Saturday’s first forum began in Columbus where the debate-style format is believed to be the first ever Common Core public debate. The opponent panel had to be sized down in order for the supporters not to be outnumbered. As a result, Emmett McGroarty of the American Principles Project and Jamie Gass of the Pioneer Institute split the seat between presentation and rebuttal. Supporter panelist, C. Todd Jones, a Kasich appointment to the State Board of Education, showed his elitist hand early with his comment “the problem with Republicans is they don’t know when they’ve had a success”. And continuing in overt, condescending fashion proceeded to double down on what he perceived to be the ineptness of the audience for failing to see the wonders and benevolence of federal intrusion into education. Fellow CCS supporter Emmy Partin of the Thomas B. Fordham Institute was challenged by Jamie Gass as to whether the two million dollars they received from the Gates Foundation had influenced their review and support of the Common Core Standards and noted that after a twenty year involvement in Ohio education policy, Fordham has no notable reform success. State Rep. Andrew Brenner came out of the gate announcing his recent vote against Medicaid expansion, seemingly missing its obvious parallel to Common Core – upfront, debt financed federal dollars used to implant a federal program on the back of Ohio citizens. We desperately need some critical thinkers to infiltrate Columbus.

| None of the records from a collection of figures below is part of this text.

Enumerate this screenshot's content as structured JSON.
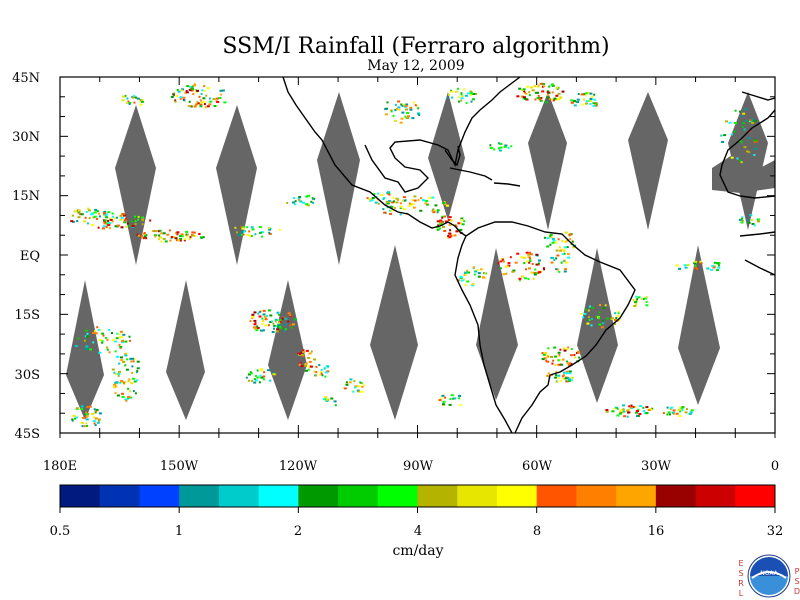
{
  "title": "SSM/I Rainfall (Ferraro algorithm)",
  "subtitle": "May 12, 2009",
  "map": {
    "lat_labels": [
      "45N",
      "30N",
      "15N",
      "EQ",
      "15S",
      "30S",
      "45S"
    ],
    "lon_labels": [
      "180E",
      "150W",
      "120W",
      "90W",
      "60W",
      "30W",
      "0"
    ],
    "swath_color": "#666666",
    "coast_color": "#000000"
  },
  "colorbar": {
    "colors": [
      "#001a80",
      "#0033b3",
      "#0040ff",
      "#009999",
      "#00cccc",
      "#00ffff",
      "#009900",
      "#00cc00",
      "#00ff00",
      "#b3b300",
      "#e6e600",
      "#ffff00",
      "#ff5500",
      "#ff8000",
      "#ffa500",
      "#990000",
      "#cc0000",
      "#ff0000"
    ],
    "tick_labels": [
      "0.5",
      "1",
      "2",
      "4",
      "8",
      "16",
      "32"
    ],
    "unit": "cm/day"
  },
  "logo": {
    "left_letters": [
      "E",
      "S",
      "R",
      "L"
    ],
    "right_letters": [
      "P",
      "S",
      "D"
    ],
    "center": "NOAA"
  }
}
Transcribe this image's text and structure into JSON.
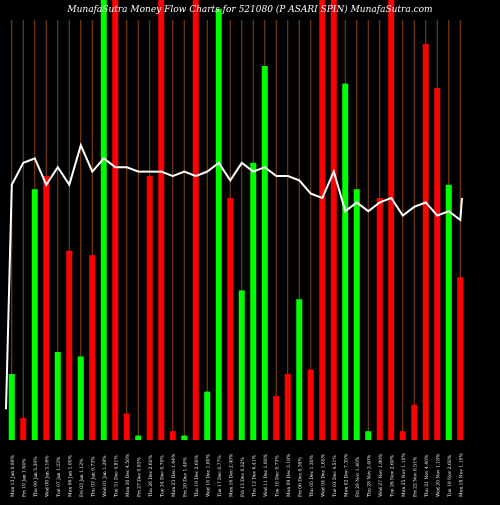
{
  "chart_data": {
    "type": "bar",
    "title": "MunafaSutra  Money Flow  Charts for 521080                    (P                    ASARI SPIN) MunafaSutra.com",
    "xlabel": "",
    "ylabel": "",
    "ylim": [
      0,
      100
    ],
    "grid": true,
    "legend": "none",
    "colors": {
      "up": "#00ff00",
      "down": "#ff0000",
      "line": "#ffffff",
      "grid": "#8b4513",
      "background": "#000000",
      "text": "#ffffff"
    },
    "categories": [
      "Mon 13 Jan 0.99%",
      "Fri 10 Jan 1.64%",
      "Thu 09 Jan 5.20%",
      "Wed 08 Jan 3.16%",
      "Tue 07 Jan 1.23%",
      "Mon 06 Jan 1.00%",
      "Fri 03 Jan 1.12%",
      "Thu 02 Jan 0.73%",
      "Wed 01 Jan 1.29%",
      "Tue 31 Dec 4.81%",
      "Mon 30 Dec 4.50%",
      "Fri 27 Dec 0.83%",
      "Thu 26 Dec 2.60%",
      "Tue 24 Dec 0.70%",
      "Mon 23 Dec 1.64%",
      "Fri 20 Dec 1.40%",
      "Thu 19 Dec 2.60%",
      "Wed 18 Dec 1.80%",
      "Tue 17 Dec 0.77%",
      "Mon 16 Dec 2.40%",
      "Fri 13 Dec 0.22%",
      "Thu 12 Dec 6.41%",
      "Wed 11 Dec 1.80%",
      "Tue 10 Dec 0.73%",
      "Mon 09 Dec 3.18%",
      "Fri 06 Dec 0.39%",
      "Thu 05 Dec 1.30%",
      "Wed 04 Dec 1.65%",
      "Tue 03 Dec 4.51%",
      "Mon 02 Dec 7.35%",
      "Fri 29 Nov 1.40%",
      "Thu 28 Nov 2.40%",
      "Wed 27 Nov 1.80%",
      "Tue 26 Nov 2.60%",
      "Mon 25 Nov 1.10%",
      "Fri 22 Nov 0.51%",
      "Thu 21 Nov 4.40%",
      "Wed 20 Nov 1.18%",
      "Tue 19 Nov 2.60%",
      "Mon 18 Nov 1.10%"
    ],
    "bar_colors": [
      "green",
      "red",
      "green",
      "red",
      "green",
      "red",
      "green",
      "red",
      "green",
      "red",
      "red",
      "green",
      "red",
      "red",
      "red",
      "green",
      "red",
      "green",
      "green",
      "red",
      "green",
      "green",
      "green",
      "red",
      "red",
      "green",
      "red",
      "red",
      "red",
      "green",
      "green",
      "green",
      "red",
      "red",
      "red",
      "red",
      "red",
      "red",
      "green",
      "red"
    ],
    "values": [
      15,
      5,
      57,
      60,
      20,
      43,
      19,
      42,
      100,
      100,
      6,
      1,
      60,
      100,
      2,
      1,
      100,
      11,
      98,
      55,
      34,
      63,
      85,
      10,
      15,
      32,
      16,
      100,
      100,
      81,
      57,
      2,
      55,
      100,
      2,
      8,
      90,
      80,
      58,
      37
    ],
    "line_values": [
      58,
      63,
      64,
      58,
      62,
      58,
      67,
      61,
      64,
      62,
      62,
      61,
      61,
      61,
      60,
      61,
      60,
      61,
      63,
      59,
      63,
      61,
      62,
      60,
      60,
      59,
      56,
      55,
      61,
      52,
      54,
      52,
      54,
      55,
      51,
      53,
      54,
      51,
      52,
      50
    ],
    "line_start": 7,
    "line_last": 55
  }
}
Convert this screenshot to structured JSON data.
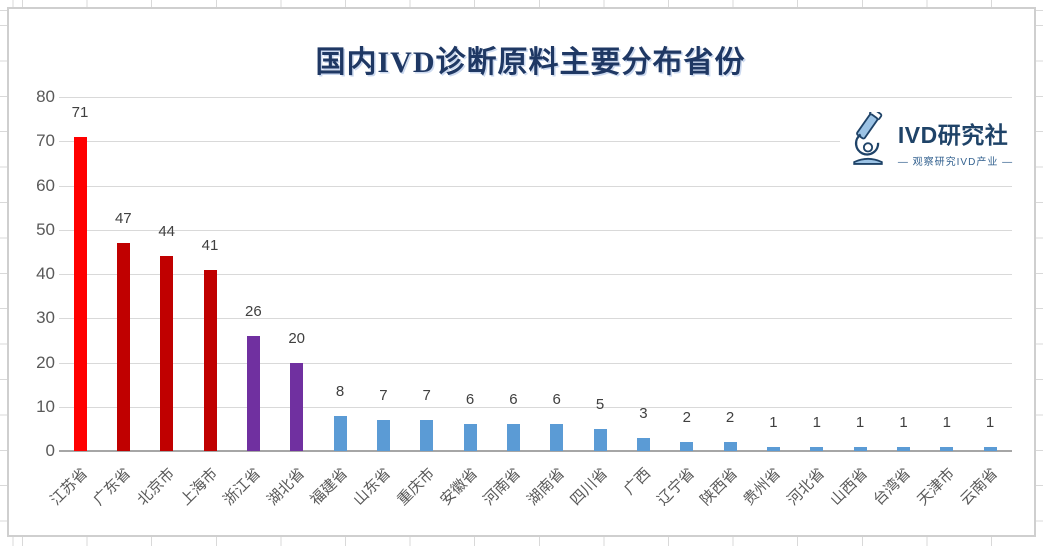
{
  "logo": {
    "name": "IVD研究社",
    "tagline": "— 观察研究IVD产业 —",
    "icon": "microscope-icon",
    "brand_color": "#1f4368"
  },
  "chart_data": {
    "type": "bar",
    "title": "国内IVD诊断原料主要分布省份",
    "categories": [
      "江苏省",
      "广东省",
      "北京市",
      "上海市",
      "浙江省",
      "湖北省",
      "福建省",
      "山东省",
      "重庆市",
      "安徽省",
      "河南省",
      "湖南省",
      "四川省",
      "广西",
      "辽宁省",
      "陕西省",
      "贵州省",
      "河北省",
      "山西省",
      "台湾省",
      "天津市",
      "云南省"
    ],
    "values": [
      71,
      47,
      44,
      41,
      26,
      20,
      8,
      7,
      7,
      6,
      6,
      6,
      5,
      3,
      2,
      2,
      1,
      1,
      1,
      1,
      1,
      1
    ],
    "bar_colors": [
      "#ff0000",
      "#c00000",
      "#c00000",
      "#c00000",
      "#7030a0",
      "#7030a0",
      "#5b9bd5",
      "#5b9bd5",
      "#5b9bd5",
      "#5b9bd5",
      "#5b9bd5",
      "#5b9bd5",
      "#5b9bd5",
      "#5b9bd5",
      "#5b9bd5",
      "#5b9bd5",
      "#5b9bd5",
      "#5b9bd5",
      "#5b9bd5",
      "#5b9bd5",
      "#5b9bd5",
      "#5b9bd5"
    ],
    "xlabel": "",
    "ylabel": "",
    "ylim": [
      0,
      80
    ],
    "yticks": [
      0,
      10,
      20,
      30,
      40,
      50,
      60,
      70,
      80
    ],
    "grid": true,
    "legend_position": "none",
    "colors": {
      "title": "#1f3864",
      "tick_labels": "#595959",
      "value_labels": "#404040",
      "gridline": "#d9d9d9",
      "axis_line": "#a6a6a6"
    }
  }
}
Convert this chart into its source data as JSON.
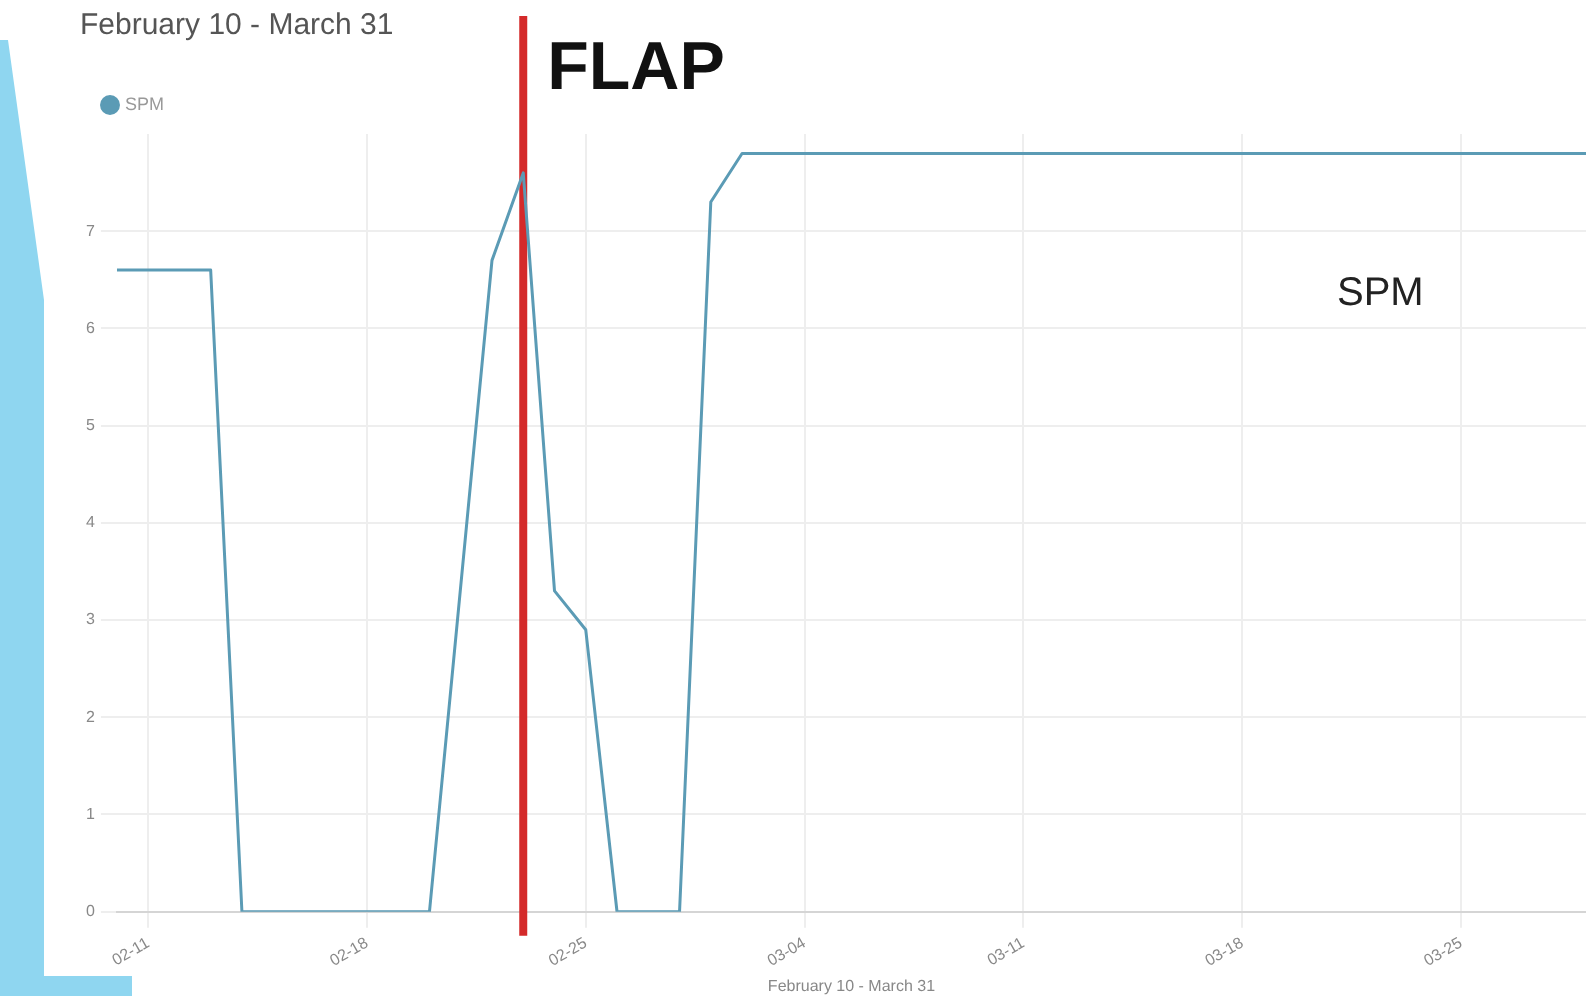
{
  "chart_data": {
    "type": "line",
    "title": "February 10 - March 31",
    "xlabel": "February 10 - March 31",
    "x": [
      "--02-10",
      "--02-13",
      "--02-14",
      "--02-20",
      "--02-22",
      "--02-23",
      "--02-24",
      "--02-25",
      "--02-26",
      "--02-28",
      "--03-01",
      "--03-02",
      "--03-15",
      "--03-29"
    ],
    "series": [
      {
        "name": "SPM",
        "color": "#5b9bb5",
        "values": [
          6.6,
          6.6,
          0,
          0,
          6.7,
          7.6,
          3.3,
          2.9,
          0,
          0,
          7.3,
          7.8,
          7.8,
          7.8
        ]
      }
    ],
    "xlim": [
      "--02-10",
      "--03-29"
    ],
    "xticks": [
      {
        "value": "--02-11",
        "label": "02-11"
      },
      {
        "value": "--02-18",
        "label": "02-18"
      },
      {
        "value": "--02-25",
        "label": "02-25"
      },
      {
        "value": "--03-04",
        "label": "03-04"
      },
      {
        "value": "--03-11",
        "label": "03-11"
      },
      {
        "value": "--03-18",
        "label": "03-18"
      },
      {
        "value": "--03-25",
        "label": "03-25"
      }
    ],
    "ylim": [
      0,
      8
    ],
    "yticks": [
      0,
      1,
      2,
      3,
      4,
      5,
      6,
      7
    ],
    "ref_lines": [
      {
        "axis": "x",
        "value": "--02-23",
        "label": "FLAP",
        "color": "#d42a2a"
      }
    ],
    "annotations": [
      "SPM"
    ],
    "grid": true,
    "legend": "top left",
    "marker": "none",
    "line_style": "solid"
  }
}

The three-city, two-day tour wrapped up in west Cleveland where the Q&A ran over by more than an hour as anxious parents, grandparents, teachers and administrators lined up to ask the most pressing questions. The audience included not only those from the area but also many others who drove 2-3 hours to hear from our panelists; one Columbus attendee driving more than five hours in order to participate. OACC distributed the immediate Action Item detailing how to pull the PARCC assessment language from the Governor’s budget along with documentation proving the role of the Feds and U.S. Dept of Education in directing and funding the Common Core Standards.
What we witnessed through these forums is proof that the American spirit is very much alive and when pushed far enough we will stand and defend our authority to govern ourselves and our children. We must continue to fight to preserve the most basic pillar of liberty, the right to raise and educate our children according to our values and principles. It is the essence of who we are and its preservation will determine who our children will become.